Watch media files with VLC
Whilst Windows Media Player suffices for most video files, it’ll refuse to play some without installing numerous codecs. These codecs can cause slowdown, and some video types don’t have codecs that work with Media Player. Therefore, you’re going to need an alternative if you want to play some odd video files. VLC Media Player allows you to this, and best of all, free of charge.
When running the software you’ll be greeted by a simple interface. VLC lacks the media library and such features that Media Player sports, but it seems to be intended for a slightly different purpose. Media is opened from the ‘Media’ menu, where you can then browse through your folders to find the file, folder, or disk that you want to play. You can even open media streams from a local network through the same menu.
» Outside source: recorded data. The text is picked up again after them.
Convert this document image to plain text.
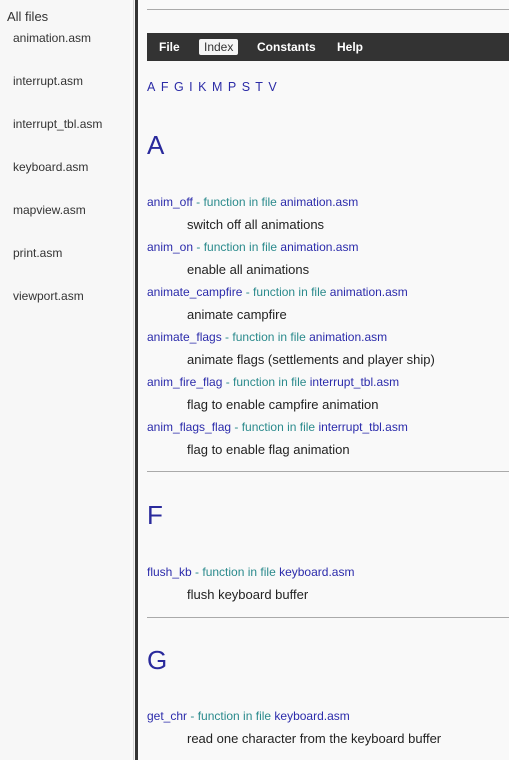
All files
animation.asm
interrupt.asm
interrupt_tbl.asm
keyboard.asm
mapview.asm
print.asm
viewport.asm
File	Index	Constants Help
A F G I K M P S T V
A
anim_off - function in file animation.asm
switch off all animations
anim_on - function in file animation.asm
enable all animations
animate_campfire - function in file animation.asm
animate campfire
animate_flags - function in file animation.asm
animate flags (settlements and player ship)
anim_fire_flag - function in file interrupt_tbl.asm
flag to enable campfire animation
anim_flags_flag - function in file interrupt_tbl.asm
flag to enable flag animation
F
flush_kb - function in file keyboard.asm
flush keyboard buffer
G
get_chr - function in file keyboard.asm
read one character from the keyboard buffer
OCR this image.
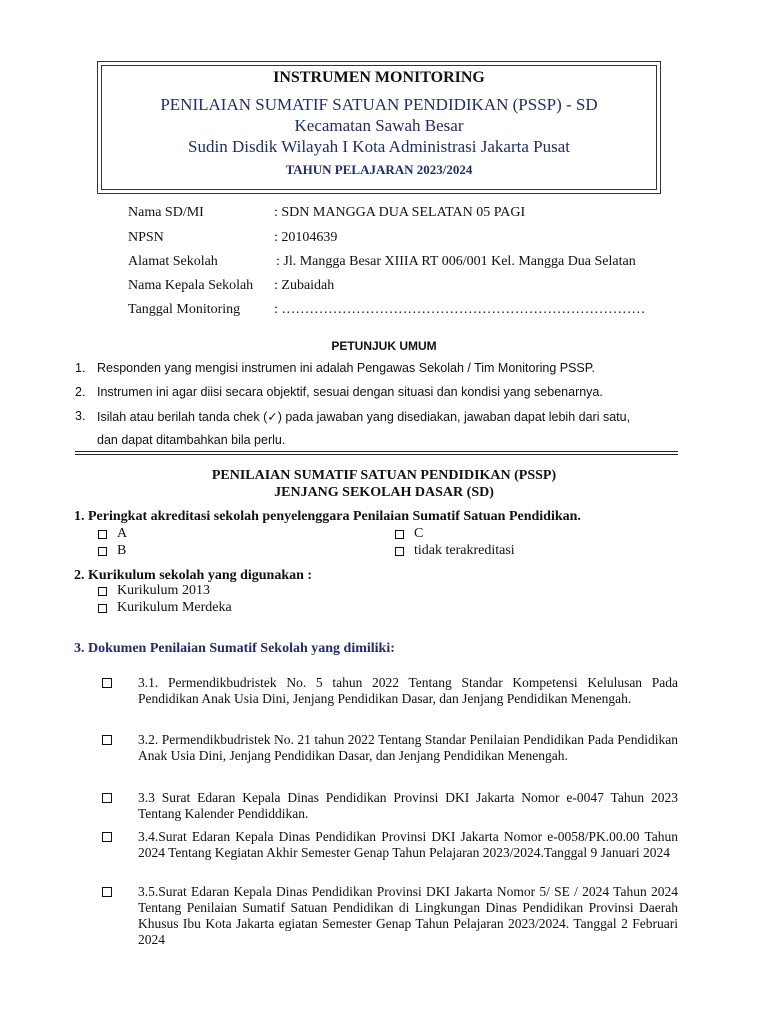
INSTRUMEN MONITORING
PENILAIAN SUMATIF SATUAN PENDIDIKAN (PSSP) - SD
Kecamatan Sawah Besar
Sudin Disdik Wilayah I Kota Administrasi Jakarta Pusat
TAHUN PELAJARAN 2023/2024
Nama SD/MI	: SDN MANGGA DUA SELATAN 05 PAGI
NPSN	: 20104639
Alamat Sekolah	: Jl. Mangga Besar XIIIA RT 006/001 Kel. Mangga Dua Selatan
Nama Kepala Sekolah : Zubaidah
Tanggal Monitoring : ……………………………………………………………………
PETUNJUK UMUM
1. Responden yang mengisi instrumen ini adalah Pengawas Sekolah / Tim Monitoring PSSP.
2. Instrumen ini agar diisi secara objektif, sesuai dengan situasi dan kondisi yang sebenarnya.
3. Isilah atau berilah tanda chek (✓) pada jawaban yang disediakan, jawaban dapat lebih dari satu,
dan dapat ditambahkan bila perlu.
PENILAIAN SUMATIF SATUAN PENDIDIKAN (PSSP)
JENJANG SEKOLAH DASAR (SD)
1. Peringkat akreditasi sekolah penyelenggara Penilaian Sumatif Satuan Pendidikan.
A
B
C
tidak terakreditasi
2. Kurikulum sekolah yang digunakan :
Kurikulum 2013
Kurikulum Merdeka
3. Dokumen Penilaian Sumatif Sekolah yang dimiliki:
3.1. Permendikbudristek No. 5 tahun 2022 Tentang Standar Kompetensi Kelulusan Pada Pendidikan Anak Usia Dini, Jenjang Pendidikan Dasar, dan Jenjang Pendidikan Menengah.
3.2. Permendikbudristek No. 21 tahun 2022 Tentang Standar Penilaian Pendidikan Pada Pendidikan Anak Usia Dini, Jenjang Pendidikan Dasar, dan Jenjang Pendidikan Menengah.
3.3 Surat Edaran Kepala Dinas Pendidikan Provinsi DKI Jakarta Nomor e-0047 Tahun 2023 Tentang Kalender Pendiddikan.
3.4.Surat Edaran Kepala Dinas Pendidikan Provinsi DKI Jakarta Nomor e-0058/PK.00.00 Tahun 2024 Tentang Kegiatan Akhir Semester Genap Tahun Pelajaran 2023/2024.Tanggal 9 Januari 2024
3.5.Surat Edaran Kepala Dinas Pendidikan Provinsi DKI Jakarta Nomor 5/ SE / 2024 Tahun 2024 Tentang Penilaian Sumatif Satuan Pendidikan di Lingkungan Dinas Pendidikan Provinsi Daerah Khusus Ibu Kota Jakarta egiatan Semester Genap Tahun Pelajaran 2023/2024. Tanggal 2 Februari 2024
The quality of the playback seemed to be pretty good; possibly better than Windows Media Player’s offering, but with no obvious differences between them. However, it’s difficult to judge since Media Player won’t play most of the files which VLC will, so I can’t compare. The interface, whilst not being the most attractive offering, is feature-rich and customisable if you’re willing to explore the menus and options within. I was very impressed with the various choices which are available; everything from audio output to network proxies can be set. This plethora of options lets you customise just about every detail of the software, allowing you to make it work exactly the way you want it to.
If you think of yourself as being one of those artsy types, you might not be impressed that VLC doesn’t, visually speaking, look quite right when compared to most of your other software. Luckily, like-minded people have come to the rescue by creating skins which can be downloaded from the VLC website. These can be downloaded and applied to your player to change the way it looks. You might want to consider the Media Player theme, which makes it look the same as Windows Media Player – the software you’re probably used to grappling with. Or, if you’re a fan of Apple’s brushed aluminium style, you might wish to opt for an iTunes or Quicktime lookalike. However, all these themes seem to take it upon themselves to hide the menus away, making them difficult to access, and unless I’m missing something, making some of them impossible to access until you revert to the default theme. This is fine if you just want to open files, but I like to have easy access to the menus at whim.
VLC is a smashing little bit of software for playing obscure video and audio files. It’s also very small in size and pretty lightweight, so it won’t be a drain on your hard-drive or system resources. You can download it from www.videolan.org.